Senior Karli Gerwig says that she and her parents have made a routine of watching the news every day and considers that they stay pretty updated.

“My dad, especially, is really big into big news,” Gerwig said. “He’s a history guy, loves knowing about the countries, loves knowing about the economics of other countries. My mom is more about the local news. They’re both people who like to be aware of things that are going on. So I kind of got that trait from them.”

According to the 2013 State of the News Media, an annual report by the Pew Research Center’s Project for Excellence in Journalism, local TV remains a top news source for Americans but the percentage is dropping especially among younger generations. Regular local TV viewership among adults under 30 fell from 42 percent in 2006 to 28 percent in 2012.

Gerwig said that it is important to stay informed with what goes on in the community and the rest of the world and is bothered that not everyone takes the time to do so.

“That goes along with the whole, ignorance is bliss thing,” Gerwig said. “[It is] just, ‘if it doesn’t affect me, I don’t care’ kind of thing. I think the more ignorant people come off, the less likely [they] are to get places in life. So it’s just better to have a general knowledge of everything.”

News stations can decide to incorporate human interest stories with the goal of increasing appeal to keep revenues from ad sales. News entertainment or “infotainment” has been criticized from moving away from professional, serious journalism in favor of higher viewer rates.

“Young people are more inclined to watch it, but for people, like especially my dad, he watches the news for actual news, not for who’s getting married today or this weekend,” Gerwig said. “I’ll watch and they’ll say something that will come on again on ‘Extra.’ To me, if it’s on ‘Extra,’ it shouldn’t be on local news. It shouldn’t be on world news, on the station where we’re supposed to be learning about our city and our environment. So I think [entertainment news] attracts younger audiences, but as far as people that really want to know what’s really going on, I think it’s a negative.”

Gerwig warns about any news and information shared on the internet and social media, as it can easily be spread regardless if it is true or not. In order to figure out what is fact and what is fiction, English teacher Amy Simpson says that the best approach is a thorough one with research into many sources.

“I watch TV news, and I try to watch a balance,” Simpson said. “So I generally shift between CNN, Fox and MSNBC, because I think all of them have a slant to the news that fits their political agendas. You try to look at them all and hopefully the truth comes out in the middle somewhere. People always see things through their own lenses. That’s why the police talk to many witnesses, because people see different things and they interpret things differently.”
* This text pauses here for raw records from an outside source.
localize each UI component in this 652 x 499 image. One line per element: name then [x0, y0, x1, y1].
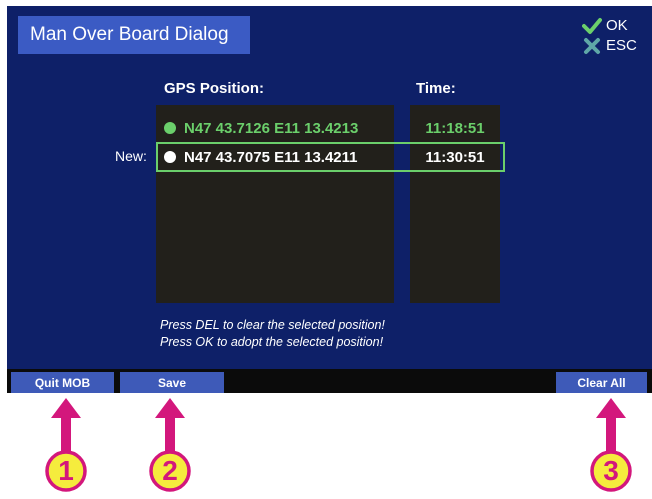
esc-hint[interactable]: ESC — [582, 36, 644, 56]
time-value-2[interactable]: 11:30:51 — [410, 142, 500, 172]
status-dot-icon — [164, 151, 176, 163]
time-value-1[interactable]: 11:18:51 — [410, 113, 500, 143]
esc-label: ESC — [606, 37, 637, 54]
new-position-label: New: — [115, 148, 147, 164]
close-icon — [582, 37, 602, 55]
gps-position-value: N47 43.7075 E11 13.4211 — [184, 148, 358, 166]
callout-1: 1 — [45, 398, 87, 494]
clear-all-button[interactable]: Clear All — [556, 372, 647, 393]
ok-esc-legend: OK ESC — [582, 16, 644, 56]
callout-number: 2 — [162, 455, 178, 486]
ok-label: OK — [606, 17, 628, 34]
quit-mob-button[interactable]: Quit MOB — [11, 372, 114, 393]
callout-2: 2 — [149, 398, 191, 494]
gps-position-value: N47 43.7126 E11 13.4213 — [184, 119, 359, 137]
callout-number: 1 — [58, 455, 74, 486]
gps-row-2[interactable]: N47 43.7075 E11 13.4211 — [156, 142, 358, 172]
callout-3: 3 — [590, 398, 632, 494]
callout-number: 3 — [603, 455, 619, 486]
dialog-title: Man Over Board Dialog — [18, 16, 250, 54]
hint-adopt: Press OK to adopt the selected position! — [160, 335, 384, 349]
gps-row-1[interactable]: N47 43.7126 E11 13.4213 — [156, 113, 358, 143]
gps-column-header: GPS Position: — [164, 80, 265, 97]
ok-hint[interactable]: OK — [582, 16, 644, 36]
hint-delete: Press DEL to clear the selected position… — [160, 318, 385, 332]
save-button[interactable]: Save — [120, 372, 224, 393]
time-column-header: Time: — [416, 80, 456, 97]
status-dot-icon — [164, 122, 176, 134]
check-icon — [582, 17, 602, 35]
Simpson said she usually makes a point not to express her personal preferences to her students and encourages them to look at opposing opinions.
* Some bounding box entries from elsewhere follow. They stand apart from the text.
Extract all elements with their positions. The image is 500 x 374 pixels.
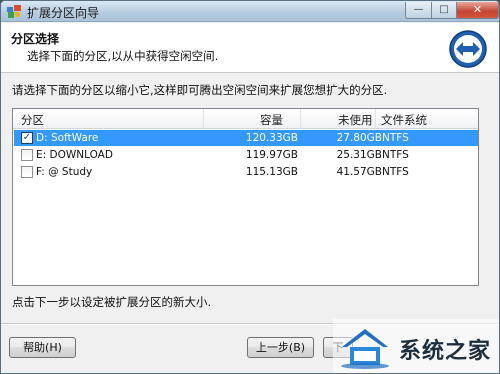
back-button[interactable]: 上一步(B) — [247, 337, 314, 358]
row-checkbox[interactable] — [21, 166, 33, 178]
help-button[interactable]: 帮助(H) — [9, 337, 76, 358]
column-divider[interactable] — [375, 109, 376, 128]
column-divider[interactable] — [300, 109, 301, 128]
partition-free: 41.57GB — [336, 166, 382, 178]
app-icon — [7, 5, 21, 18]
wizard-window: 扩展分区向导 — □ ✕ 分区选择 选择下面的分区,以从中获得空闲空间. 请选择… — [0, 0, 500, 374]
partition-filesystem: NTFS — [382, 132, 409, 144]
partition-free: 25.31GB — [336, 149, 382, 161]
partition-name: D: SoftWare — [36, 132, 99, 144]
partition-filesystem: NTFS — [382, 166, 409, 178]
row-checkbox[interactable] — [21, 149, 33, 161]
list-header: 分区 容量 未使用 文件系统 — [13, 109, 478, 129]
partition-name: E: DOWNLOAD — [36, 149, 113, 161]
column-header-free[interactable]: 未使用 — [338, 112, 373, 128]
partition-list[interactable]: 分区 容量 未使用 文件系统 ✓ D: SoftWare 120.33GB 27… — [12, 108, 479, 286]
watermark: 系统之家 — [333, 319, 499, 373]
watermark-text: 系统之家 — [399, 339, 492, 364]
partition-capacity: 119.97GB — [245, 149, 298, 161]
resize-arrows-icon — [449, 30, 487, 68]
column-header-capacity[interactable]: 容量 — [260, 112, 283, 128]
column-header-filesystem[interactable]: 文件系统 — [381, 112, 427, 128]
partition-capacity: 115.13GB — [245, 166, 298, 178]
partition-name: F: @ Study — [36, 166, 93, 178]
partition-free: 27.80GB — [336, 132, 382, 144]
minimize-button[interactable]: — — [405, 2, 432, 19]
partition-capacity: 120.33GB — [245, 132, 298, 144]
table-row[interactable]: E: DOWNLOAD 119.97GB 25.31GB NTFS — [14, 147, 478, 163]
maximize-button[interactable]: □ — [431, 2, 457, 19]
hint-text: 点击下一步以设定被扩展分区的新大小. — [12, 295, 212, 309]
house-logo-icon — [341, 329, 389, 369]
table-row[interactable]: ✓ D: SoftWare 120.33GB 27.80GB NTFS — [14, 130, 478, 146]
window-title: 扩展分区向导 — [27, 6, 100, 20]
page-title: 分区选择 — [11, 32, 60, 46]
table-row[interactable]: F: @ Study 115.13GB 41.57GB NTFS — [14, 164, 478, 180]
row-checkbox[interactable]: ✓ — [21, 132, 33, 144]
column-divider[interactable] — [203, 109, 204, 128]
partition-filesystem: NTFS — [382, 149, 409, 161]
page-subtitle: 选择下面的分区,以从中获得空闲空间. — [27, 49, 219, 63]
wizard-header: 分区选择 选择下面的分区,以从中获得空闲空间. — [1, 23, 499, 73]
title-bar[interactable]: 扩展分区向导 — □ ✕ — [1, 1, 499, 22]
close-button[interactable]: ✕ — [456, 2, 499, 19]
instruction-text: 请选择下面的分区以缩小它,这样即可腾出空闲空间来扩展您想扩大的分区. — [12, 83, 388, 97]
column-header-partition[interactable]: 分区 — [21, 112, 44, 128]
“I want students to not really be influenced by my personal bias,” Simpson said. “But if anyone listens to me very long, they’ll figure out which [political party I side with].”

Television is Simpson’s main source for news. She tries to avoid using social media for her news as she finds it lacks depth and accuracy. According to the current State of the News Media report, nearly a quarter of 18-to-29 year-old Americans rely primarily on social media for news from friends or family.

“[Social media is] obviously very fast,” Simpson said. “You can get things instantaneously. You can get even live things. Social media’s an interesting phenomenon, and I watch what’s happening with it. But as far as for me personally getting my news, I do it via television. So I think you have to be a little more cautious about accepting what you read as being anywhere near the truth.”

Anything done quickly may be carelessly reported, Simpson said. She advises everyone to make sure what he or she is reading is accurate before sharing it as the truth.

“People aren’t careful,” Simpson said. “It’s not just students. So being careful and taking the time to get multiple perspectives and to check out statistics and things like that takes time, and we’re kind of busy and a little bit lazy and we sort of just accept it.”